10 plants for small gardens

A small garden needn't have fewer plants or less variety than a large garden, but it's important to avoid growing large plants and shrubs, which can exclude light from the garden and compete with smaller plants for water and nutrients. Here, Monty Don and James Alexander-Sinclair share their top 10 plants for small gardens, which offer year-round interest and colour.


Common box, Buxus sempervirens

Common box can be grown as a tree or shrub, but its dense habit makes it ideal for clipping as a hedge or a topiarised shape. It's a versatile shrub, suitable for growing in small gardens.

Allium sphaerocephalon

The round-headed leek, Allium sphaerocephalon, bears round flower-heads that open green and turn a deep red with maturity. It prefers full sun and well-drained soil, and reaches a height and spread of 90 x 8cm.

Sedum spectabile

Sedum spectabile has flat, tightly-packed heads of pink flowers over blue-green rosettes of succulent foliage in autumn. It thrives in poor soil and grows to a height and spread of 45cm.
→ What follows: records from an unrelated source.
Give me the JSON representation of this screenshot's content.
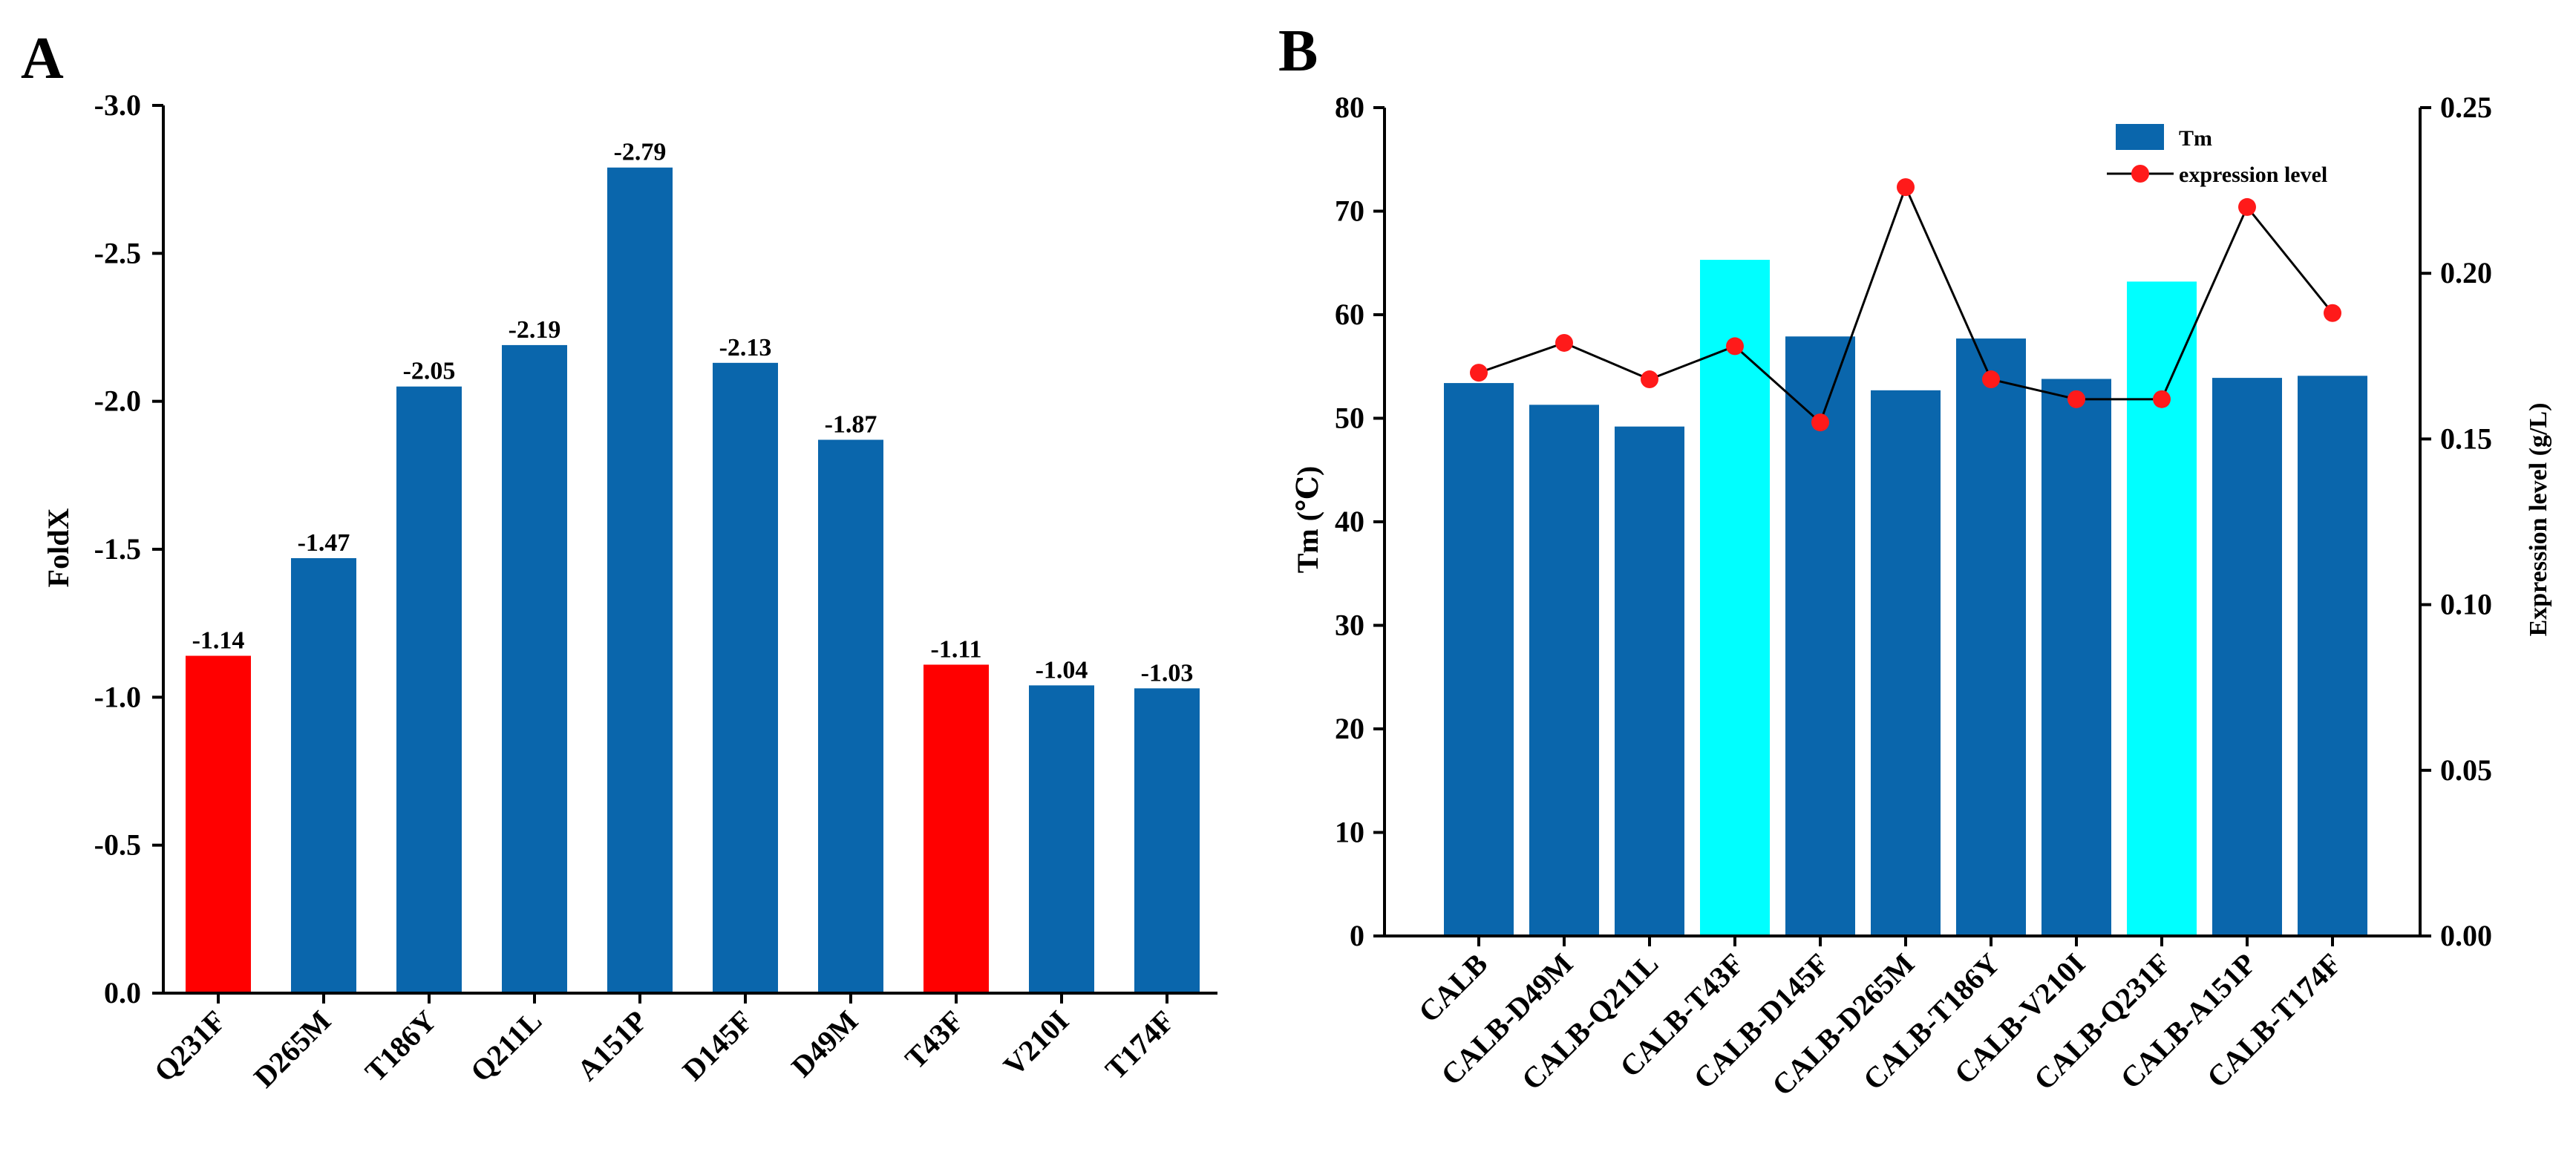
{
  "colors": {
    "bar_default": "#0a66ac",
    "bar_highlight_a": "#ff0000",
    "bar_highlight_b": "#00ffff",
    "expression_marker": "#ff1a1a",
    "expression_line": "#000000"
  },
  "chart_data": [
    {
      "panel": "A",
      "type": "bar",
      "ylabel": "FoldX",
      "ylim": [
        0,
        -3.0
      ],
      "y_axis_direction": "reversed",
      "yticks": [
        "0.0",
        "-0.5",
        "-1.0",
        "-1.5",
        "-2.0",
        "-2.5",
        "-3.0"
      ],
      "ytick_values": [
        0,
        -0.5,
        -1.0,
        -1.5,
        -2.0,
        -2.5,
        -3.0
      ],
      "categories": [
        "Q231F",
        "D265M",
        "T186Y",
        "Q211L",
        "A151P",
        "D145F",
        "D49M",
        "T43F",
        "V210I",
        "T174F"
      ],
      "values": [
        -1.14,
        -1.47,
        -2.05,
        -2.19,
        -2.79,
        -2.13,
        -1.87,
        -1.11,
        -1.04,
        -1.03
      ],
      "value_labels": [
        "-1.14",
        "-1.47",
        "-2.05",
        "-2.19",
        "-2.79",
        "-2.13",
        "-1.87",
        "-1.11",
        "-1.04",
        "-1.03"
      ],
      "highlighted_categories": [
        "Q231F",
        "T43F"
      ],
      "grid": false
    },
    {
      "panel": "B",
      "type": "bar",
      "ylabel": "Tm (℃)",
      "ylabel_right": "Expression level (g/L)",
      "ylim": [
        0,
        80
      ],
      "ylim_right": [
        0,
        0.25
      ],
      "yticks": [
        "0",
        "10",
        "20",
        "30",
        "40",
        "50",
        "60",
        "70",
        "80"
      ],
      "ytick_values": [
        0,
        10,
        20,
        30,
        40,
        50,
        60,
        70,
        80
      ],
      "yticks_right": [
        "0.00",
        "0.05",
        "0.10",
        "0.15",
        "0.20",
        "0.25"
      ],
      "ytick_values_right": [
        0,
        0.05,
        0.1,
        0.15,
        0.2,
        0.25
      ],
      "categories": [
        "CALB",
        "CALB-D49M",
        "CALB-Q211L",
        "CALB-T43F",
        "CALB-D145F",
        "CALB-D265M",
        "CALB-T186Y",
        "CALB-V210I",
        "CALB-Q231F",
        "CALB-A151P",
        "CALB-T174F"
      ],
      "series": [
        {
          "name": "Tm",
          "kind": "bar",
          "axis": "left",
          "values": [
            53.4,
            51.3,
            49.2,
            65.3,
            57.9,
            52.7,
            57.7,
            53.8,
            63.2,
            53.9,
            54.1
          ]
        },
        {
          "name": "expression level",
          "kind": "line-marker",
          "axis": "right",
          "values": [
            0.17,
            0.179,
            0.168,
            0.178,
            0.155,
            0.226,
            0.168,
            0.162,
            0.162,
            0.22,
            0.188
          ]
        }
      ],
      "highlighted_categories": [
        "CALB-T43F",
        "CALB-Q231F"
      ],
      "legend": {
        "position": "top-right",
        "entries": [
          "Tm",
          "expression level"
        ]
      },
      "grid": false
    }
  ]
}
Snowdrop, Galanthus nivalis

Snowdrops are the first of the spring bulbs to emerge after winter. They prefer heavy soils, and are ideal for naturalising in grass. Transplant them 'in the green' after they have flowered, as dry bulbs do not establish well. Height and spread 15cm x 8cm.

Climbing beans

The deep green foliage and attractive flowers of climbing beans make them ideal for growing in ornamental borders. They take up little space, as they can be grown up a trellis or bean poles, reaching a height and spread of 2m x 40cm.
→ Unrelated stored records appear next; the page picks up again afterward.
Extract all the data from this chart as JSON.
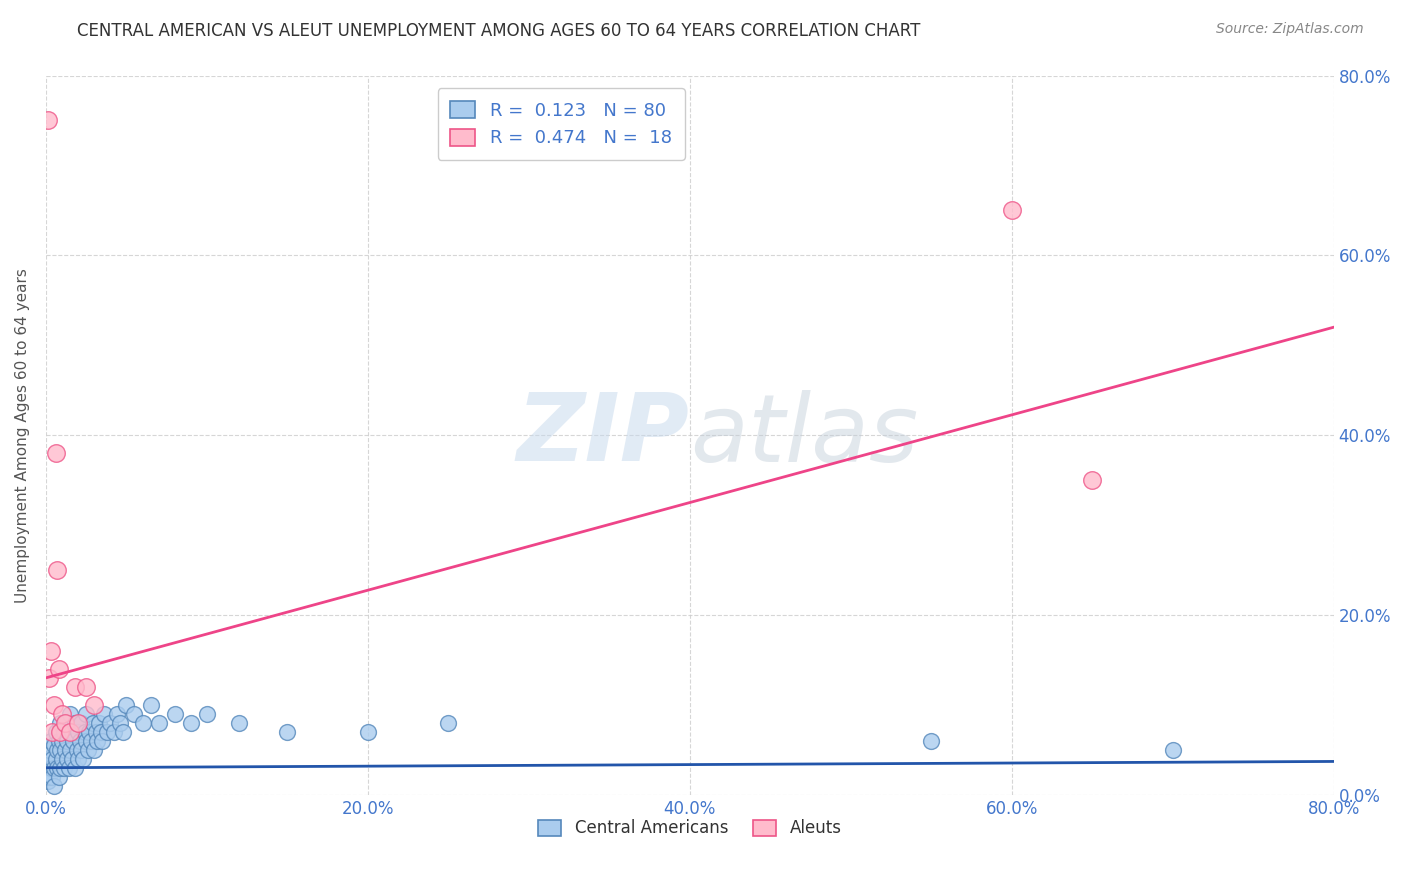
{
  "title": "CENTRAL AMERICAN VS ALEUT UNEMPLOYMENT AMONG AGES 60 TO 64 YEARS CORRELATION CHART",
  "source": "Source: ZipAtlas.com",
  "ylabel": "Unemployment Among Ages 60 to 64 years",
  "xlim": [
    0.0,
    0.8
  ],
  "ylim": [
    0.0,
    0.8
  ],
  "xticks": [
    0.0,
    0.2,
    0.4,
    0.6,
    0.8
  ],
  "yticks": [
    0.0,
    0.2,
    0.4,
    0.6,
    0.8
  ],
  "xtick_labels": [
    "0.0%",
    "20.0%",
    "40.0%",
    "60.0%",
    "80.0%"
  ],
  "ytick_labels": [
    "0.0%",
    "20.0%",
    "40.0%",
    "60.0%",
    "80.0%"
  ],
  "grid_color": "#cccccc",
  "background_color": "#ffffff",
  "watermark_zip": "ZIP",
  "watermark_atlas": "atlas",
  "blue_color": "#5588bb",
  "pink_color": "#ee5588",
  "blue_face": "#aaccee",
  "pink_face": "#ffbbcc",
  "R_blue": 0.123,
  "N_blue": 80,
  "R_pink": 0.474,
  "N_pink": 18,
  "legend_label_blue": "Central Americans",
  "legend_label_pink": "Aleuts",
  "blue_points_x": [
    0.0,
    0.0,
    0.001,
    0.001,
    0.002,
    0.002,
    0.003,
    0.003,
    0.004,
    0.004,
    0.005,
    0.005,
    0.005,
    0.006,
    0.006,
    0.007,
    0.007,
    0.008,
    0.008,
    0.009,
    0.009,
    0.009,
    0.01,
    0.01,
    0.011,
    0.011,
    0.012,
    0.012,
    0.013,
    0.013,
    0.014,
    0.014,
    0.015,
    0.015,
    0.016,
    0.016,
    0.017,
    0.018,
    0.018,
    0.019,
    0.02,
    0.02,
    0.021,
    0.022,
    0.022,
    0.023,
    0.024,
    0.025,
    0.025,
    0.026,
    0.027,
    0.028,
    0.029,
    0.03,
    0.031,
    0.032,
    0.033,
    0.034,
    0.035,
    0.036,
    0.038,
    0.04,
    0.042,
    0.044,
    0.046,
    0.048,
    0.05,
    0.055,
    0.06,
    0.065,
    0.07,
    0.08,
    0.09,
    0.1,
    0.12,
    0.15,
    0.2,
    0.25,
    0.55,
    0.7
  ],
  "blue_points_y": [
    0.02,
    0.03,
    0.015,
    0.04,
    0.02,
    0.05,
    0.03,
    0.06,
    0.02,
    0.04,
    0.01,
    0.03,
    0.055,
    0.04,
    0.07,
    0.03,
    0.05,
    0.02,
    0.06,
    0.03,
    0.05,
    0.08,
    0.04,
    0.06,
    0.03,
    0.07,
    0.05,
    0.08,
    0.04,
    0.06,
    0.03,
    0.07,
    0.05,
    0.09,
    0.04,
    0.07,
    0.06,
    0.03,
    0.08,
    0.05,
    0.04,
    0.07,
    0.06,
    0.05,
    0.08,
    0.04,
    0.07,
    0.06,
    0.09,
    0.05,
    0.07,
    0.06,
    0.08,
    0.05,
    0.07,
    0.06,
    0.08,
    0.07,
    0.06,
    0.09,
    0.07,
    0.08,
    0.07,
    0.09,
    0.08,
    0.07,
    0.1,
    0.09,
    0.08,
    0.1,
    0.08,
    0.09,
    0.08,
    0.09,
    0.08,
    0.07,
    0.07,
    0.08,
    0.06,
    0.05
  ],
  "pink_points_x": [
    0.001,
    0.002,
    0.003,
    0.004,
    0.005,
    0.006,
    0.007,
    0.008,
    0.009,
    0.01,
    0.012,
    0.015,
    0.018,
    0.02,
    0.025,
    0.03,
    0.6,
    0.65
  ],
  "pink_points_y": [
    0.75,
    0.13,
    0.16,
    0.07,
    0.1,
    0.38,
    0.25,
    0.14,
    0.07,
    0.09,
    0.08,
    0.07,
    0.12,
    0.08,
    0.12,
    0.1,
    0.65,
    0.35
  ],
  "blue_line_x": [
    0.0,
    0.8
  ],
  "blue_line_y": [
    0.03,
    0.037
  ],
  "pink_line_x": [
    0.0,
    0.8
  ],
  "pink_line_y": [
    0.13,
    0.52
  ]
}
Hellebore orientalis 'Harvington Hybrids'

Hybrid varieties of the Lenten rose, Hellebore orientalis produce large clusters of saucer-shaped flowers in a variety of colours from midwinter to mid-spring. They prefer full sun to part shade and grow to a height and spread of 45cm.

Cut-and-come-again salad

Easy to grow, cut-and-come-again salad leaves require little space. They come in a range of prepared salad mixes, and include species such as rocket, mizuna, mibuna and pak choi. Harvest the leaves when young to encourage fresh new growth.


Chard is also known as seakale beet, silver chard and ruby chard. Its leaves are eaten like spinach and its thick, fleshy stalks are cooked and used like asparagus. It can be grown in pots and provides winter colour as well as an edible crop.

Cowslip, Primula veris

The native cowslip, Primula veris is ideal for naturalising in wildflower meadows. Its yellow, funnel-shaped flowers contrast with crinkly oval leaves. It grows to a height and spread of 25cm.

Foxglove, Digitalis grandiflora

Foxgloves come in a range of colours from traditional purple to pink and cream-orange. They happily self-seed  around the garden and grow no taller than 1.5m in height.